LA TRAVIATA by Giuseppe Verdi and Francesco Maria Piave, directed by Dmitri Bertman (Canadian Opera Company). At the Four Seasons Centre (145 Queen West). To May 26. $20-$275. 416-363-8231. Rating: NN Rating: NN
I'm all for innovative opera pro- ductions, especially when they shed new light on a work and are supported by the music and text.
Director Dmitri Bertman 's 1999 production of La Traviata is so stupid, it should be called La Travesty. Bravo to the handful of Torontonians who booed the production at last Friday's opening.
Bertman and his designer, Igor Nezhny , have set the 1853 piece in the most unconvincing S/M leather bar I've ever seen (and I've seen quite a few). At the same time, though, they've included a softer, more romantic motif, replete with stately wigs, gowns and architecture.
The point, I suppose, is that heroine Violetta is a party girl who - at heart - wants to settle down. (Think Sex And The City's Samantha, whom she actually resembles in this production, but with Charlotte's ethics).
There's the germ of an idea here, but little logic in Bertman's execution. The two eras - hardcore contemporary and lavish period - continually clash, and the conceit collapses in the second act when we hear Francesco Maria Piave 's libretto, all about 19th-century social mores around weddings.
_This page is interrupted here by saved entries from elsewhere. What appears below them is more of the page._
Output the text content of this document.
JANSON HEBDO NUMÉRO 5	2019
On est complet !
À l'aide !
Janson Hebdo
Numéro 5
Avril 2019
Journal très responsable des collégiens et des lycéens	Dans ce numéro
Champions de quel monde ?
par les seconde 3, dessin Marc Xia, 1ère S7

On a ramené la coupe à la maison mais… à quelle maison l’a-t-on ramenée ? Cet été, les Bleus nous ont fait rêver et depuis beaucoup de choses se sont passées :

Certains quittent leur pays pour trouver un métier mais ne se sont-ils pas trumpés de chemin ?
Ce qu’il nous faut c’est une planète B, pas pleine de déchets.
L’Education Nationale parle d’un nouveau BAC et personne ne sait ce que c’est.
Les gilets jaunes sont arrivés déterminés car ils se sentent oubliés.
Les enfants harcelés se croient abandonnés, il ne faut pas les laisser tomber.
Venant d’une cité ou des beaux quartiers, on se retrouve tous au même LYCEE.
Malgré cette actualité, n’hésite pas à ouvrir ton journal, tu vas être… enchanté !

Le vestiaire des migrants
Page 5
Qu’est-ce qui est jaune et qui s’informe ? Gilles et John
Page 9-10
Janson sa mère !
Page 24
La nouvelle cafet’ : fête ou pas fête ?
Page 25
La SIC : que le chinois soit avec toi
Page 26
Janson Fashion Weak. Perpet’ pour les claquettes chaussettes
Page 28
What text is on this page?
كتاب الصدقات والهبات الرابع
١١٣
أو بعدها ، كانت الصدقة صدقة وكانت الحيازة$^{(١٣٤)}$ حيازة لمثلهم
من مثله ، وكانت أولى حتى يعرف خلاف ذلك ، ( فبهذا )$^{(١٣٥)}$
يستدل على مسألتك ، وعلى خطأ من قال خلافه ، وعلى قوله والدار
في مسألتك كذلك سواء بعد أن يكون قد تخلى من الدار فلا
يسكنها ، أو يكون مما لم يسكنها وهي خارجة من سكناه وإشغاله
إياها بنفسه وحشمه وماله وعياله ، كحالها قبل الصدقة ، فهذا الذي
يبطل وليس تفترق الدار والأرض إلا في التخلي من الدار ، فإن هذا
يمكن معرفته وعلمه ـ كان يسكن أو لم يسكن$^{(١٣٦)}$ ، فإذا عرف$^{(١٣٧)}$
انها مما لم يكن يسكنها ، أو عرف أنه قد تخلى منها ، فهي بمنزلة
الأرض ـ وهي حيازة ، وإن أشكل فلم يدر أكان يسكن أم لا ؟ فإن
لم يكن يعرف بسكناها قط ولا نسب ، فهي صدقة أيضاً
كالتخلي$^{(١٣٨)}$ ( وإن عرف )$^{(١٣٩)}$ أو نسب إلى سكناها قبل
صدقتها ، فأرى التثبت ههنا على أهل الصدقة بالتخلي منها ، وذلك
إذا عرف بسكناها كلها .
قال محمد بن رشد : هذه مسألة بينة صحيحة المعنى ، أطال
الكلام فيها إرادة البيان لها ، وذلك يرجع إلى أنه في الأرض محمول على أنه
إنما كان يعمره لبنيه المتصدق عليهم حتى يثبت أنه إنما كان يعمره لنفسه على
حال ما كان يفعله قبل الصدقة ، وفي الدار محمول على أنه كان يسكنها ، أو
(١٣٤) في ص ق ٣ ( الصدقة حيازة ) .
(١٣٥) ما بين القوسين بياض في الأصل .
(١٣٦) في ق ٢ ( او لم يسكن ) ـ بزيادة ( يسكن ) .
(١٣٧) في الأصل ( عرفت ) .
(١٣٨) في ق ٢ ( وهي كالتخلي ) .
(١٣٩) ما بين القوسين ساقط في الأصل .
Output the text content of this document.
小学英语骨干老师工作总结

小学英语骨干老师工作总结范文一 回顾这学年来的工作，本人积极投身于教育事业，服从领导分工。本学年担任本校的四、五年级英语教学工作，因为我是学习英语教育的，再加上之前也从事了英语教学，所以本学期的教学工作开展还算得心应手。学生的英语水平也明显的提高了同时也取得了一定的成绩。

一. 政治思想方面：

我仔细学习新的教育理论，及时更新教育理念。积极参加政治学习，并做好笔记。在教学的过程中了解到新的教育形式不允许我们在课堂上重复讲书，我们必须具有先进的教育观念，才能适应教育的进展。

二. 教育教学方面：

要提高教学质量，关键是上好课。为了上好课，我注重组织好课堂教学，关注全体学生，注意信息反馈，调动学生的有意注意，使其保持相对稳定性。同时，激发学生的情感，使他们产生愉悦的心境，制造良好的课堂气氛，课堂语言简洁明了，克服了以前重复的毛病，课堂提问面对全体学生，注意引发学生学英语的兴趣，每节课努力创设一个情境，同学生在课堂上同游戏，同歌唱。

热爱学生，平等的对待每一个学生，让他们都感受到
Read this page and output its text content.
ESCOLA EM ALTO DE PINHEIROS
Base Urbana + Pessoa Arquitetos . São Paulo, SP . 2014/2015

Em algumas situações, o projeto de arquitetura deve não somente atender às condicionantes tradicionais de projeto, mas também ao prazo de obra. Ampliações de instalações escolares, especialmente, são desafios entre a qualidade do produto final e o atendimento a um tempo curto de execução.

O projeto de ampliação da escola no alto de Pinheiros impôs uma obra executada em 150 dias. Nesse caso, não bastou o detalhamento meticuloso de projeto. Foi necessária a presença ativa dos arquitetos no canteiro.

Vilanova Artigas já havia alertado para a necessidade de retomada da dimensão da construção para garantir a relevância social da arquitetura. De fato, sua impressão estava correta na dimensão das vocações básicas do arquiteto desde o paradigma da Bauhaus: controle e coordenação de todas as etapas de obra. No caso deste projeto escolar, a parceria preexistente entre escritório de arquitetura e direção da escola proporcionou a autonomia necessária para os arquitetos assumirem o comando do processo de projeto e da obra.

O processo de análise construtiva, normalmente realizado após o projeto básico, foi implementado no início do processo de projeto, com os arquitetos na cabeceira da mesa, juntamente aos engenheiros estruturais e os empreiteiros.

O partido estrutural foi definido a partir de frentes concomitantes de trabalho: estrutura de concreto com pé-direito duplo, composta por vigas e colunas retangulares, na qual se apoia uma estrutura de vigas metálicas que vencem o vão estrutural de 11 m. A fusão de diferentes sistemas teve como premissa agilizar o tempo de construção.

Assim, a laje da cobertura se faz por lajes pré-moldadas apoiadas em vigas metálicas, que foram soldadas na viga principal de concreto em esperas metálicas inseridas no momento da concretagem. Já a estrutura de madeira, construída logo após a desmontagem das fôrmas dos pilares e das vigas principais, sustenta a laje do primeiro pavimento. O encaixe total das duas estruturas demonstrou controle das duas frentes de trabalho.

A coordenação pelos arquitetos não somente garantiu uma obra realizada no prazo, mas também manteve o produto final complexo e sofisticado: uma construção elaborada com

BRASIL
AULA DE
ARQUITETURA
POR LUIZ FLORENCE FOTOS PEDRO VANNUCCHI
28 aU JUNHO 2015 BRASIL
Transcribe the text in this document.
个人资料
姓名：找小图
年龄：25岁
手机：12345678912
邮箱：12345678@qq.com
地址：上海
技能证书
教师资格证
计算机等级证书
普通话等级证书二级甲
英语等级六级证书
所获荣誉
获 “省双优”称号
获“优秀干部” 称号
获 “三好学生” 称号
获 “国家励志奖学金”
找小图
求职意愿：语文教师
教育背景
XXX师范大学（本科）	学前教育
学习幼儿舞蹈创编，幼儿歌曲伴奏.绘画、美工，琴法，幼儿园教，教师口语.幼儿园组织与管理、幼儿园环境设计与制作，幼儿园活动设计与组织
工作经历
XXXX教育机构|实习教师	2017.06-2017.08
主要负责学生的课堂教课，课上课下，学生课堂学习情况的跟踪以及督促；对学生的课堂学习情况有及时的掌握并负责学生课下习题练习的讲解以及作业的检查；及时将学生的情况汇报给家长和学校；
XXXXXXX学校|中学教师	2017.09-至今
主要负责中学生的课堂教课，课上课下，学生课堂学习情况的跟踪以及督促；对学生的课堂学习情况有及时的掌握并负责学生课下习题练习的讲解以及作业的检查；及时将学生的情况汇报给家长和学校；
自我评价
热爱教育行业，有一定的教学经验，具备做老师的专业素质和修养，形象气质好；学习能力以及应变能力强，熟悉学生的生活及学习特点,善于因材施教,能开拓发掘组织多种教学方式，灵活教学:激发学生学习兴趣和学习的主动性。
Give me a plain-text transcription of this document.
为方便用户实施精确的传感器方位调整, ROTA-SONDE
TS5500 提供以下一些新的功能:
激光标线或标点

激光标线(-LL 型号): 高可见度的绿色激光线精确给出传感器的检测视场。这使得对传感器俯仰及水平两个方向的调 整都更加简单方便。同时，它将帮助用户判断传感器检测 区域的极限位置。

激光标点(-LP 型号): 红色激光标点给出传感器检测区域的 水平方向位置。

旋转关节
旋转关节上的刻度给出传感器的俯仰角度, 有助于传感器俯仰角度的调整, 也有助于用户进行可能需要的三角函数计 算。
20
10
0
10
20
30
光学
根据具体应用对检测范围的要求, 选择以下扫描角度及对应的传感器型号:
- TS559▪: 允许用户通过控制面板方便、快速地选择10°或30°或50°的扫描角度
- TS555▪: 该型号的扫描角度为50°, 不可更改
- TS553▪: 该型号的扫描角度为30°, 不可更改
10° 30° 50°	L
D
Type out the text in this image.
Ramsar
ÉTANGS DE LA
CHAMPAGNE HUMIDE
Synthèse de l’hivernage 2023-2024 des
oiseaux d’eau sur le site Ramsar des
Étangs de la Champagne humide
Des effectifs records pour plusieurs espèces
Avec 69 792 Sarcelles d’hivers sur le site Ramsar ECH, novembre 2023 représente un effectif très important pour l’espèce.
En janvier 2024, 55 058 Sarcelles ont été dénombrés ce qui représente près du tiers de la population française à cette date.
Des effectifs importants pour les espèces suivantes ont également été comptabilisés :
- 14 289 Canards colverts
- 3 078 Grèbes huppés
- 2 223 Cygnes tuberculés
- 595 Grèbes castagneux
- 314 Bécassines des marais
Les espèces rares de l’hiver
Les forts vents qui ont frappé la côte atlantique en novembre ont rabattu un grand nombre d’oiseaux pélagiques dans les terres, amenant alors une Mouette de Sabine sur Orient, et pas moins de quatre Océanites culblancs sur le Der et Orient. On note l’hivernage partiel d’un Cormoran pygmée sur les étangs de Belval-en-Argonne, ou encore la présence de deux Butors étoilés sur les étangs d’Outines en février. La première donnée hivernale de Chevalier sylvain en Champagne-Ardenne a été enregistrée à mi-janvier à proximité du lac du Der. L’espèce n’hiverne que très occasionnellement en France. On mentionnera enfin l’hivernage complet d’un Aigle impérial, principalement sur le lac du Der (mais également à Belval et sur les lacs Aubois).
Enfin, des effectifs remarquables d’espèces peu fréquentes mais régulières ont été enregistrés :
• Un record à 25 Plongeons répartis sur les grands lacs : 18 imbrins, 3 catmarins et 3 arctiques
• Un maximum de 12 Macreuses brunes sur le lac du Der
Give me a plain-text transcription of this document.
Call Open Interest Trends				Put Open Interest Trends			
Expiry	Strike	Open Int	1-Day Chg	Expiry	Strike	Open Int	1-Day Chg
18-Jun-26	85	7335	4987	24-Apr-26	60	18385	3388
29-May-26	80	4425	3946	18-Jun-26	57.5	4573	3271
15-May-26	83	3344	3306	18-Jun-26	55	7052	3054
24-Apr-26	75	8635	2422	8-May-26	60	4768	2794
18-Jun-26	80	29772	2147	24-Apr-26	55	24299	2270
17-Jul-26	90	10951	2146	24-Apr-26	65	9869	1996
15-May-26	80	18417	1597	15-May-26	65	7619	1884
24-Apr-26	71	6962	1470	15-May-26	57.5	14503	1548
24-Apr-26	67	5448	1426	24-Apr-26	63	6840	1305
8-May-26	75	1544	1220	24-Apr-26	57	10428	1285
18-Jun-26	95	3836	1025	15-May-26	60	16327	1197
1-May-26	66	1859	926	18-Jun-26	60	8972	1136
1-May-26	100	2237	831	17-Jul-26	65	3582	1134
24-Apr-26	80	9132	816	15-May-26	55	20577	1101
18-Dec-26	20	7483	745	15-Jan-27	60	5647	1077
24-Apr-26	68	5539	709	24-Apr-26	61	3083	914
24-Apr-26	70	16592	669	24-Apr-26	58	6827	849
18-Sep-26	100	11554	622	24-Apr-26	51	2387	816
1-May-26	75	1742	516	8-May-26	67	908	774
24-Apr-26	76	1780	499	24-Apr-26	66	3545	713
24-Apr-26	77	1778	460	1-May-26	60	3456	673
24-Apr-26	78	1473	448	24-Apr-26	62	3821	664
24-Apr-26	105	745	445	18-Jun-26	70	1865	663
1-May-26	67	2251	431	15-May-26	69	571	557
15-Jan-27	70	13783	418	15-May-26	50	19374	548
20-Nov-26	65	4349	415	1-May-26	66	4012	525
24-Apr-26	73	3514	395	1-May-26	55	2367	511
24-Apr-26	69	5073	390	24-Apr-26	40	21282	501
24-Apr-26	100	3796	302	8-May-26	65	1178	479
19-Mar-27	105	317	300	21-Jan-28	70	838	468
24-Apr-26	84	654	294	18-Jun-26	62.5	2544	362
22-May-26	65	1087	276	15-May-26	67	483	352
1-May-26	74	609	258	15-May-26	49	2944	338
If you're going to update a staging, think about adapting the text (at least the translation), too.
Daniele Callegari gets lots of vivid colours from the COC orchestra, even if his tempi are a little on the slow side. The singers, though, are a mixed bunch - at least the cast I saw perform (there's an alternate cast for the leads). As Violetta, Inva Mula 's got a small, silvery lyric soprano that's not as agile as it should be in some passages, while her opposite number, Alfredo ( James Valenti ), cuts a fantastic figure onstage but lacks vocal grace. As Germont, Alfredo's disapproving dad, Alan Opie has a gruff dramatic voice that sounds the same no matter what he's singing - not a good thing.
Bertman's awkward staging feels as misguided as the sets. But at least the leads don't have to trudge through the opera like Annina ( Betty Allison ), Violetta's maid, who's dressed up like the Grim Reaper and, ironically, makes us all hope her boss's death comes sooner than it does.